I've recently watched Terence Malick's The Tree of Life and also David Lean's This Happy Breed (1944). I was going to write separate posts for each but realized just how thematically close they are to one another. Or maybe I'm just being lazy.


The Tree of Life is one of those films that people like to say you either love or hate. That was not my experience. I was kind of down the middle, although the parts I liked, the flashing memories of childhood, the creation of the universe, were parts that I truly loved. I thought this film caught what it felt like to be a little kid maybe better than anything I'd ever seen. And the cinematography and the sound design were a marvel, especially on Blu Ray.

The parts I didn't like: Most of the scenes with Sean Penn, and certainly the scenes on the beach, and pretty much all of the voice-over, and there was a lot of voice-over. Why do we need breathy intonations of "mother" and "father" when the images of the film are so incredibly powerful. Take out the voice-over and this would probably have been one of my favorite films of the year.



This Happy Breed, on the other hand, is close to perfection.

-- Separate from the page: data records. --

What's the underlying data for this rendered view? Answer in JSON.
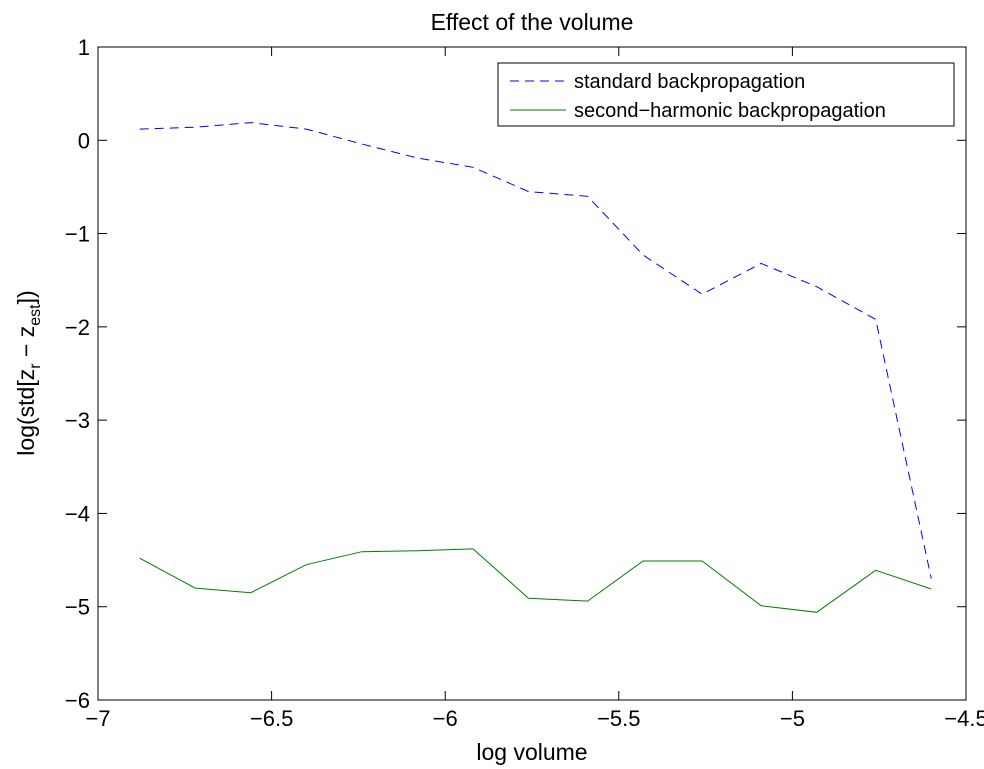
{
  "chart_data": {
    "type": "line",
    "title": "Effect of the volume",
    "xlabel": "log volume",
    "ylabel": {
      "prefix": "log(std[z",
      "sub1": "r",
      "middle": " − z",
      "sub2": "est",
      "suffix": "])"
    },
    "xlim": [
      -7,
      -4.5
    ],
    "ylim": [
      -6,
      1
    ],
    "xticks": [
      -7,
      -6.5,
      -6,
      -5.5,
      -5,
      -4.5
    ],
    "xtick_labels": [
      "−7",
      "−6.5",
      "−6",
      "−5.5",
      "−5",
      "−4.5"
    ],
    "yticks": [
      1,
      0,
      -1,
      -2,
      -3,
      -4,
      -5,
      -6
    ],
    "ytick_labels": [
      "1",
      "0",
      "−1",
      "−2",
      "−3",
      "−4",
      "−5",
      "−6"
    ],
    "grid": false,
    "legend_position": "top-right",
    "series": [
      {
        "name": "standard backpropagation",
        "color": "#0000ff",
        "style": "dashed",
        "x": [
          -6.88,
          -6.72,
          -6.56,
          -6.4,
          -6.24,
          -6.08,
          -5.92,
          -5.76,
          -5.59,
          -5.43,
          -5.26,
          -5.09,
          -4.93,
          -4.76,
          -4.6
        ],
        "y": [
          0.12,
          0.14,
          0.19,
          0.12,
          -0.04,
          -0.19,
          -0.29,
          -0.55,
          -0.6,
          -1.23,
          -1.65,
          -1.32,
          -1.57,
          -1.92,
          -4.7
        ]
      },
      {
        "name": "second−harmonic backpropagation",
        "color": "#007f00",
        "style": "solid",
        "x": [
          -6.88,
          -6.72,
          -6.56,
          -6.4,
          -6.24,
          -6.08,
          -5.92,
          -5.76,
          -5.59,
          -5.43,
          -5.26,
          -5.09,
          -4.93,
          -4.76,
          -4.6
        ],
        "y": [
          -4.48,
          -4.8,
          -4.85,
          -4.55,
          -4.41,
          -4.4,
          -4.38,
          -4.91,
          -4.94,
          -4.51,
          -4.51,
          -4.99,
          -5.06,
          -4.61,
          -4.81
        ]
      }
    ]
  }
}
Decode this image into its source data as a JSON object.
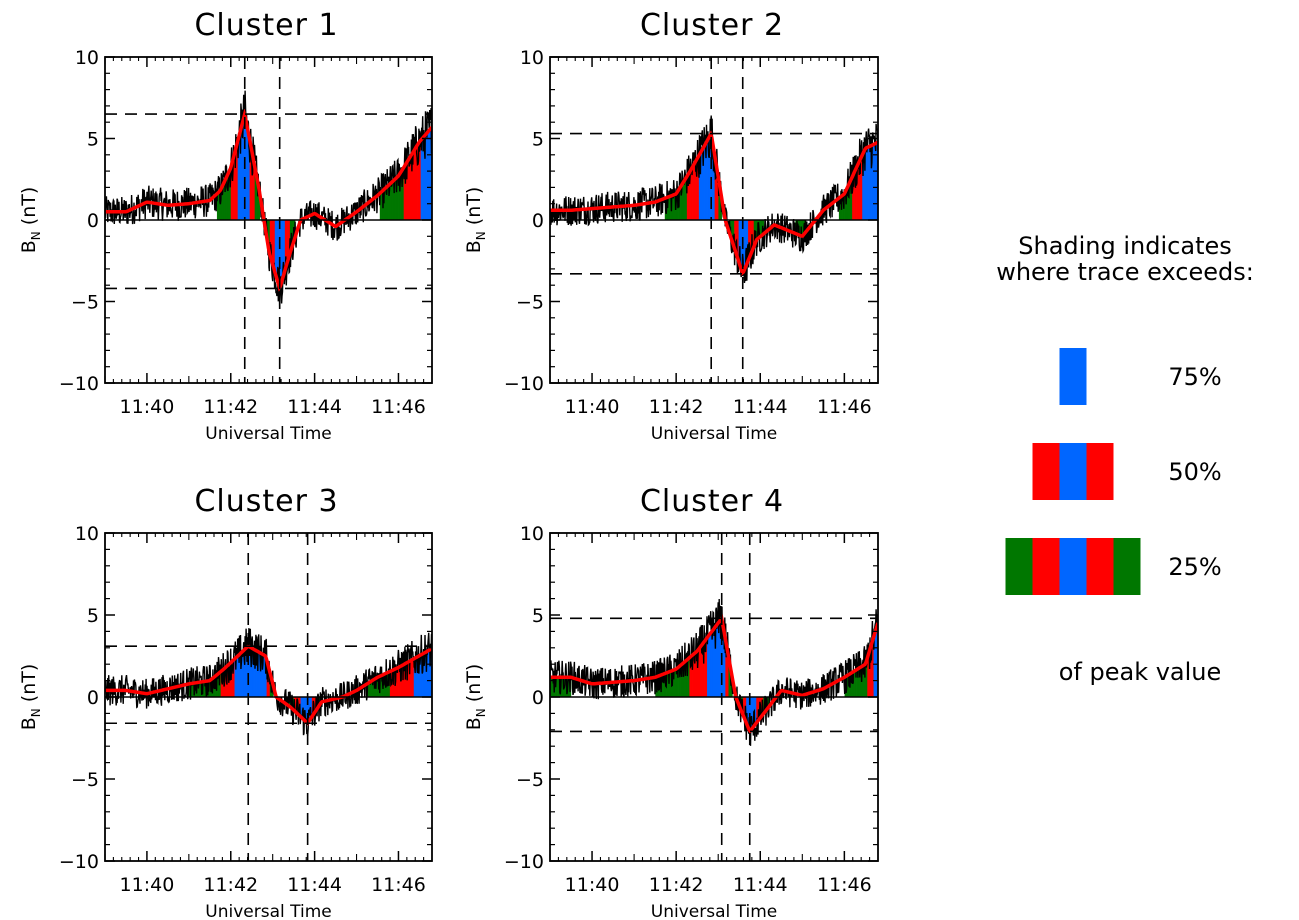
{
  "chart_data": [
    {
      "type": "line",
      "title": "Cluster 1",
      "xlabel": "Universal Time",
      "ylabel": "B",
      "ylabel_sub": "N",
      "ylabel_unit": "(nT)",
      "xlim": [
        11.65,
        11.78
      ],
      "ylim": [
        -10,
        10
      ],
      "x_ticks": [
        "11:40",
        "11:42",
        "11:44",
        "11:46"
      ],
      "y_ticks": [
        -10,
        -5,
        0,
        5,
        10
      ],
      "peak_times": [
        "11:42:20",
        "11:43:10"
      ],
      "peak_values": [
        6.5,
        -4.2
      ],
      "series": [
        {
          "kind": "raw",
          "color": "#000000"
        },
        {
          "kind": "smoothed",
          "color": "#ff0000",
          "x": [
            "11:39:30",
            "11:40:00",
            "11:40:30",
            "11:41:00",
            "11:41:30",
            "11:41:45",
            "11:42:00",
            "11:42:20",
            "11:42:40",
            "11:42:55",
            "11:43:10",
            "11:43:25",
            "11:43:40",
            "11:44:00",
            "11:44:30",
            "11:45:00",
            "11:45:30",
            "11:46:00",
            "11:46:30",
            "11:46:50"
          ],
          "y": [
            0.5,
            1.1,
            0.9,
            1.0,
            1.2,
            1.8,
            3.2,
            6.5,
            2.0,
            -2.0,
            -4.2,
            -2.0,
            0.0,
            0.4,
            -0.4,
            0.5,
            1.5,
            2.7,
            4.8,
            5.8
          ]
        }
      ]
    },
    {
      "type": "line",
      "title": "Cluster 2",
      "xlabel": "Universal Time",
      "ylabel": "B",
      "ylabel_sub": "N",
      "ylabel_unit": "(nT)",
      "xlim": [
        11.65,
        11.78
      ],
      "ylim": [
        -10,
        10
      ],
      "x_ticks": [
        "11:40",
        "11:42",
        "11:44",
        "11:46"
      ],
      "y_ticks": [
        -10,
        -5,
        0,
        5,
        10
      ],
      "peak_times": [
        "11:42:50",
        "11:43:35"
      ],
      "peak_values": [
        5.3,
        -3.3
      ],
      "series": [
        {
          "kind": "raw",
          "color": "#000000"
        },
        {
          "kind": "smoothed",
          "color": "#ff0000",
          "x": [
            "11:39:30",
            "11:40:00",
            "11:41:00",
            "11:41:30",
            "11:42:00",
            "11:42:20",
            "11:42:50",
            "11:43:10",
            "11:43:35",
            "11:43:55",
            "11:44:20",
            "11:45:00",
            "11:45:30",
            "11:46:00",
            "11:46:30",
            "11:46:50"
          ],
          "y": [
            0.6,
            0.7,
            0.9,
            1.1,
            1.6,
            3.0,
            5.3,
            0.0,
            -3.3,
            -1.2,
            -0.3,
            -1.0,
            0.6,
            1.6,
            4.4,
            4.8
          ]
        }
      ]
    },
    {
      "type": "line",
      "title": "Cluster 3",
      "xlabel": "Universal Time",
      "ylabel": "B",
      "ylabel_sub": "N",
      "ylabel_unit": "(nT)",
      "xlim": [
        11.65,
        11.78
      ],
      "ylim": [
        -10,
        10
      ],
      "x_ticks": [
        "11:40",
        "11:42",
        "11:44",
        "11:46"
      ],
      "y_ticks": [
        -10,
        -5,
        0,
        5,
        10
      ],
      "peak_times": [
        "11:42:25",
        "11:43:50"
      ],
      "peak_values": [
        3.1,
        -1.6
      ],
      "series": [
        {
          "kind": "raw",
          "color": "#000000"
        },
        {
          "kind": "smoothed",
          "color": "#ff0000",
          "x": [
            "11:39:30",
            "11:40:00",
            "11:41:00",
            "11:41:30",
            "11:41:50",
            "11:42:25",
            "11:42:50",
            "11:43:05",
            "11:43:25",
            "11:43:50",
            "11:44:10",
            "11:44:40",
            "11:45:00",
            "11:45:30",
            "11:46:00",
            "11:46:50"
          ],
          "y": [
            0.4,
            0.2,
            0.8,
            1.0,
            1.7,
            3.1,
            2.5,
            0.0,
            -0.6,
            -1.6,
            -0.3,
            0.0,
            0.4,
            1.2,
            1.8,
            3.0
          ]
        }
      ]
    },
    {
      "type": "line",
      "title": "Cluster 4",
      "xlabel": "Universal Time",
      "ylabel": "B",
      "ylabel_sub": "N",
      "ylabel_unit": "(nT)",
      "xlim": [
        11.65,
        11.78
      ],
      "ylim": [
        -10,
        10
      ],
      "x_ticks": [
        "11:40",
        "11:42",
        "11:44",
        "11:46"
      ],
      "y_ticks": [
        -10,
        -5,
        0,
        5,
        10
      ],
      "peak_times": [
        "11:43:05",
        "11:43:45"
      ],
      "peak_values": [
        4.8,
        -2.1
      ],
      "series": [
        {
          "kind": "raw",
          "color": "#000000"
        },
        {
          "kind": "smoothed",
          "color": "#ff0000",
          "x": [
            "11:39:30",
            "11:40:00",
            "11:41:00",
            "11:41:30",
            "11:42:00",
            "11:42:30",
            "11:43:05",
            "11:43:25",
            "11:43:45",
            "11:44:05",
            "11:44:30",
            "11:45:00",
            "11:45:30",
            "11:46:00",
            "11:46:30",
            "11:46:50"
          ],
          "y": [
            1.2,
            0.8,
            1.0,
            1.2,
            1.7,
            2.8,
            4.8,
            0.0,
            -2.1,
            -1.0,
            0.4,
            0.1,
            0.5,
            1.2,
            2.0,
            4.8
          ]
        }
      ]
    }
  ],
  "legend": {
    "heading_line1": "Shading indicates",
    "heading_line2": "where trace exceeds:",
    "items": [
      {
        "label": "75%",
        "colors": [
          "#0066ff"
        ]
      },
      {
        "label": "50%",
        "colors": [
          "#ff0000",
          "#0066ff",
          "#ff0000"
        ]
      },
      {
        "label": "25%",
        "colors": [
          "#007700",
          "#ff0000",
          "#0066ff",
          "#ff0000",
          "#007700"
        ]
      }
    ],
    "footer": "of peak value",
    "shading_colors": {
      "above_75": "#0066ff",
      "above_50": "#ff0000",
      "above_25": "#007700"
    }
  }
}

Like The Tree of Life it is an episodic portrait of a family, a working-class family living in a suburb of London from 1919 to 1939. Between the two wars, essentially. Written by Noel Coward and directed by David Lean I think it does a much better job of presenting the mundane of everyday life with the beauty of mystery of life itself. Coward's script focuses more on the mundane, of course, but there are touches that suggest a larger grasp, in particular the opening and closing shots, where the camera pans in or pans out of the multiple semi-detached houses in which the characters live.

There is a haunted quality about each film, the way they present life as these concrete all-too-real moments that are really just blips in the bigger picture. Terence Malick shows a family in the context of the history of the Universe while Noel Coward has the family's father talk about the next family that will inhabit the house they are leaving at the end of the film.

These films are not in competition, of course, but I'll take This Happy Breed despite the awe with which I watched some of Tree of Life. If for nothing else, there is one incredibly touching moment in This Happy Breed. The grown son of the family has died in an auto accident and the parents have just been told. They wander back in from the garden and sit in their dining room, and the camera pulls back and away as though giving them a private space in which to grieve. Maybe it says more about an English middle-class sensibility between the wars but it was a truly beautiful moment in a pitch-perfect film.

1 comment:

  1. I concur wholeheartedly, Mr. S. This Happy Breed is a family favourite here. The moment you describe in the last paragraph is heart stopping. As for Tree of Life, I was frustrated, as I blogged about it, for how much I loved the family drama unfolding. Without all the extras I would have absolutely loved it. I'll keep seeing every film he makes, no matter how long it takes him to make them.